106. They also adored private idols, which each one inherited from his ancestors. The Visayans called them divata, and the Tagálogs anito. Of those idols some had jurisdiction over the mountains and open country, and permission was asked from them to go thither. Others had jurisdiction over the sowed fields, and the fields were commended to them so that they might prove fruitful; and besides the sacrifices they placed articles of food in the fields for the anitos to eat, in order to place them under greater obligations. There was an anito of the sea, to whom they commended their fisheries and navigations; an anito of the house, whose favor they implored whenever an infant was born, and when it was suckled and the breast offered to it. They placed their ancestors, the invocation of whom was the first thing in all their work and dangers, among these anitos. In memory of their ancestors they kept certain very small and very badly made idols of stone, wood, gold, or ivory, called licha or laravan. Among their gods they reckoned also all those who perished by the sword, or who were devoured by crocodiles, as well as those killed by lightning. They thought that the souls of such immediately ascended to the blest abode by means of the rainbow, called by them balañgao.

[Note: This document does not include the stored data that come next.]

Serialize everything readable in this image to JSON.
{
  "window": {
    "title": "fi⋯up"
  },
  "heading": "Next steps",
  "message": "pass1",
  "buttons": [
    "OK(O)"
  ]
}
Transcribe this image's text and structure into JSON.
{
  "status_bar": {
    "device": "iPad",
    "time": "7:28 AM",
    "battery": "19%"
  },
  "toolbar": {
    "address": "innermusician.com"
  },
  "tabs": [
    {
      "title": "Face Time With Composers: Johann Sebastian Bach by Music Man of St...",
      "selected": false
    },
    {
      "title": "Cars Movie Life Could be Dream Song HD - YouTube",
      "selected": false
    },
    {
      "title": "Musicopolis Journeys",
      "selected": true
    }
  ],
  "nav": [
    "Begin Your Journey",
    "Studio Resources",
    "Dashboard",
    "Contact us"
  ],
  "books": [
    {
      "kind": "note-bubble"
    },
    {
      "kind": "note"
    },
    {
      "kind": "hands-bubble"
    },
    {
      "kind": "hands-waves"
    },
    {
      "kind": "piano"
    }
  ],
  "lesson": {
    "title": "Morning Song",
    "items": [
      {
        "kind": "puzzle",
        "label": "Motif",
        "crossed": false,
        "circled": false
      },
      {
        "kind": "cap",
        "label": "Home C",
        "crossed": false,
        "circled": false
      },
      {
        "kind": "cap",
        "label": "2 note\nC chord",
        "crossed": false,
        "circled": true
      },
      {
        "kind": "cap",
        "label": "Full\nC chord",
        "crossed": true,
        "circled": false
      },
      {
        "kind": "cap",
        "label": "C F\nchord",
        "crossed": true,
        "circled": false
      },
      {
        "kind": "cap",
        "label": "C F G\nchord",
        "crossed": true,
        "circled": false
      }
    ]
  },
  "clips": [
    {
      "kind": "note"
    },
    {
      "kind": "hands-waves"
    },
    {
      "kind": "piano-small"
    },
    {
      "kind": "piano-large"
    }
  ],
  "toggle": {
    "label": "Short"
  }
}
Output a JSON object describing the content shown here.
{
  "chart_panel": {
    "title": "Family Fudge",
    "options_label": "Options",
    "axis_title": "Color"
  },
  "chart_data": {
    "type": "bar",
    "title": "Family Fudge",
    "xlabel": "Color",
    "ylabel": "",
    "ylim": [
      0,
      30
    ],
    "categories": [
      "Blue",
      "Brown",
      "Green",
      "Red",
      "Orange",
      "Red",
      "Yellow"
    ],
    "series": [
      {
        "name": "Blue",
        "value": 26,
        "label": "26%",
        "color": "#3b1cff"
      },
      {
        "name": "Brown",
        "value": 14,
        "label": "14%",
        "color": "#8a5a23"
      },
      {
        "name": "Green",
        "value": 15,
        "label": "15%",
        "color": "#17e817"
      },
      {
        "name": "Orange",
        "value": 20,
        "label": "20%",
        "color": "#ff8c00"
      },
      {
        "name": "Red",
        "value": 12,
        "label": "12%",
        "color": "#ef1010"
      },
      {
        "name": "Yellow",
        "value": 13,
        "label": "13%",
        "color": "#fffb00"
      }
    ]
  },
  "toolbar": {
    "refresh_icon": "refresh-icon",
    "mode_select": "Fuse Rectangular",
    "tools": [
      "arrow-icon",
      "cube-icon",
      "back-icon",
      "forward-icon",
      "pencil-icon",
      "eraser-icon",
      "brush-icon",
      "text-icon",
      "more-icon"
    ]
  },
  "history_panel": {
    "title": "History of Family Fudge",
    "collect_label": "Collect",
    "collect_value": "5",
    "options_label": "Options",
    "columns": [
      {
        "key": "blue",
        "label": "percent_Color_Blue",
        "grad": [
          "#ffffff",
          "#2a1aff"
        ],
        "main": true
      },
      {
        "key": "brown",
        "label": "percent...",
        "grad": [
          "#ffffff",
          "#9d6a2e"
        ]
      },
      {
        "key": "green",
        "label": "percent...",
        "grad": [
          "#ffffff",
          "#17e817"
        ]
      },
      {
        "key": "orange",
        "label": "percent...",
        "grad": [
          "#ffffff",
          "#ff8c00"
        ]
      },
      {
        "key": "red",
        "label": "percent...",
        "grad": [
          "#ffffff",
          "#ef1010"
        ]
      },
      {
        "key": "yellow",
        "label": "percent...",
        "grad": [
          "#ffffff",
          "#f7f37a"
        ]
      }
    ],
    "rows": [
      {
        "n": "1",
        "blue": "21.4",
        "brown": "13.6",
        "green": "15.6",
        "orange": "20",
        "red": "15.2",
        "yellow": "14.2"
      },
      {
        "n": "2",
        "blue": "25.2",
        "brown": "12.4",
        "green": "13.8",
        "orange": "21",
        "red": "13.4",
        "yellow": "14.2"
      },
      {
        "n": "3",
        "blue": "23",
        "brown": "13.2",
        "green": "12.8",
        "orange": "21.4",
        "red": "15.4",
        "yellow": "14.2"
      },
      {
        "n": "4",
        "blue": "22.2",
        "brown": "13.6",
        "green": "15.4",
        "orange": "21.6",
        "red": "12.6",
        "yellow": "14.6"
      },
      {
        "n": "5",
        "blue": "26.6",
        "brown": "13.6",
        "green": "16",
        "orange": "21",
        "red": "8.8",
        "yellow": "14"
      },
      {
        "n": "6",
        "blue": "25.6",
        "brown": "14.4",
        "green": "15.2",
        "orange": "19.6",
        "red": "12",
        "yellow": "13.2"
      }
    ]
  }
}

Generally, whoever could succeed in it attributed divinity to his aged father at his death. The aged themselves died in that presumptuous delusion, and during their sickness and at their death guided all their actions with what they imagined a divine gravity and manner. Consequently, they chose as the place for their grave some assigned spot,[23] like one old man who lived on the seacoast between Dulac and Abuyog, which is in the island of Leyte. He ordered himself placed there in his coffin (as was done) in a house standing alone and distant from the settlement, in order that he might be recognized as a god of navigators, who were to commend themselves to him. Another had himself buried in certain lands in the mountains of Antipolo, and through reverence to him no one dared to cultivate those lands (for they feared that he who should do so would die), until an evangelical minister removed that fear from them, and now they cultivate them without harm or fear.